Github user omalley commented on the issue:
https://github.com/apache/orc/pull/169
Ok, starting with the representation. I'd suggest it look like:
message StringStatistics {
optional string minimum = 1;
optional string maximum = 2;
// sum will store the total length of all strings in a stripe
optional sint64 sum = 3;
// If the minimum or maximum value was longer than 1024 bytes, store a lower or
upper
// bound instead of the minimum or maximum values above.
optional string lowerBound = 4;
optional string upperBound = 5;
}
Now obviously the lowerBound can just be the string truncated (at a utf8 character boundary!)

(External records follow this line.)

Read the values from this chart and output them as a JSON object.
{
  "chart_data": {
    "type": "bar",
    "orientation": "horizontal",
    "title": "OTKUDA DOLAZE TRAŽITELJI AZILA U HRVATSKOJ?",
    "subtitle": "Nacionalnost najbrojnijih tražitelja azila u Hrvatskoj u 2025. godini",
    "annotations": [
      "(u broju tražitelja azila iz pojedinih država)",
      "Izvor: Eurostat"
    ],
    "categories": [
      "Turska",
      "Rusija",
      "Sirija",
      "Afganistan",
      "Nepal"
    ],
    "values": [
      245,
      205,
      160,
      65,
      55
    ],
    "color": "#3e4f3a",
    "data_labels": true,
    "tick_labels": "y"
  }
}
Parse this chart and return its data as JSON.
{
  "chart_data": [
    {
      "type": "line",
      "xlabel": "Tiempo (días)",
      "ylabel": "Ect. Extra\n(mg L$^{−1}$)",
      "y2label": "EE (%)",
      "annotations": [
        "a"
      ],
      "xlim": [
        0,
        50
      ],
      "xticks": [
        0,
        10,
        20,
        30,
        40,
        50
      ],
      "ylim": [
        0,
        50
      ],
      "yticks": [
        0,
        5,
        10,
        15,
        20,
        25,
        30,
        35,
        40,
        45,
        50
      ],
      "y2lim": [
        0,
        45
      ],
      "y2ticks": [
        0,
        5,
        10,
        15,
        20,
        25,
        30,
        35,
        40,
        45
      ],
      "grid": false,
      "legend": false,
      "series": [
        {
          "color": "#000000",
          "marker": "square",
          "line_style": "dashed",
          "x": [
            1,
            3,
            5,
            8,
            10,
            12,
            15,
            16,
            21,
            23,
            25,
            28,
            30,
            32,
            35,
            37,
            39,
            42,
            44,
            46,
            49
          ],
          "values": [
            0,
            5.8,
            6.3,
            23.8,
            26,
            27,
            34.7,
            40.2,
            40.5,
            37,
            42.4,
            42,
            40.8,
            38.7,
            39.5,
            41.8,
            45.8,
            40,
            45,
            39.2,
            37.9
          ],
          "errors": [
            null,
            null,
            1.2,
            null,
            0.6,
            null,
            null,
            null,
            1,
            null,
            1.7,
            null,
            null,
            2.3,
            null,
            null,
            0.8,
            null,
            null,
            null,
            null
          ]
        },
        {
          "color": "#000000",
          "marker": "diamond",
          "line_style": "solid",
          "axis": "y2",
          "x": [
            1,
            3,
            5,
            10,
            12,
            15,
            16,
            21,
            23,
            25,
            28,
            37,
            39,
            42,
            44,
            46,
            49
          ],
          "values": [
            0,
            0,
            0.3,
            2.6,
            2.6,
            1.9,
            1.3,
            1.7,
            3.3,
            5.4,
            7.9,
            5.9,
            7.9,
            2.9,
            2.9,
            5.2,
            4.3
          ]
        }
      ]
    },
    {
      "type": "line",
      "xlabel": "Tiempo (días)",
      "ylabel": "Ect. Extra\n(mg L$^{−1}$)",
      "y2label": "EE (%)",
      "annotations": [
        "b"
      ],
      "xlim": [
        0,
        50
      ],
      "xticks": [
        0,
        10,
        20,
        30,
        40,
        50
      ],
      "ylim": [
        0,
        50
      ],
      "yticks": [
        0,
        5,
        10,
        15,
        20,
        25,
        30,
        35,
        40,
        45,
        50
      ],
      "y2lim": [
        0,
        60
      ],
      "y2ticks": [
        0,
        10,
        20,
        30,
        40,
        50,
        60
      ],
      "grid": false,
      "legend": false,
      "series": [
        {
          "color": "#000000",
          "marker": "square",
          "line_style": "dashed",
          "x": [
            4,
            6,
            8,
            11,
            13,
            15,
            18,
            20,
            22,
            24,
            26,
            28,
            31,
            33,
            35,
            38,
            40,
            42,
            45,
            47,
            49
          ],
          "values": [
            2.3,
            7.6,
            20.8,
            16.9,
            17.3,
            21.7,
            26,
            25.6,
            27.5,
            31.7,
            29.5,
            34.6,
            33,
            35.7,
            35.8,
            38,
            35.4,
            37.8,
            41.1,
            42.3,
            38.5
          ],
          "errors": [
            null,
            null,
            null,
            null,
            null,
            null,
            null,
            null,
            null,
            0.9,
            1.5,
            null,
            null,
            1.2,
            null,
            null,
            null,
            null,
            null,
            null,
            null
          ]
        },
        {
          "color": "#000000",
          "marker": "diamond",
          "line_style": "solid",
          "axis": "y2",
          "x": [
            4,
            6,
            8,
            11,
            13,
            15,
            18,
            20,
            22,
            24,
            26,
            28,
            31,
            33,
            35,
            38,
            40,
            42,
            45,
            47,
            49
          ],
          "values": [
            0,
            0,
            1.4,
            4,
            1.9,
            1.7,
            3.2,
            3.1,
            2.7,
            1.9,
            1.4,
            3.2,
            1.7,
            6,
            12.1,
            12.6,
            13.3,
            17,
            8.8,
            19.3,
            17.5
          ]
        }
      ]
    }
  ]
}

to at most 1024 bytes. The upperBound is the same with the last code point increased by one.
In the StringStatisticsImpl, I'd keep two boolean flags as to whether it is a real value
or an approximation for minimum or maximum. The value comparison is the same, since unless
the current value is less than the lower bound, it won't change the lower bound and the same
is true for the upper bound. If the new minimum/maximum is not truncated, the corresponding
wasTruncated flag should be cleared. When merging, the flag follows the value. In the corner
case of two identical values where one was truncated, the nontruncated one is the result.
We should end up with four methods for each:
* String getMinimum();
* String getLowerBound();
* String getMaximum();
* String getUpperBound();
If we only have a lower bound, getMinimum should be null and the same with upper bound
and getMaximum. getLowerBound and getUpperBound should match getMinimum and getMaximum, if
no truncation was done.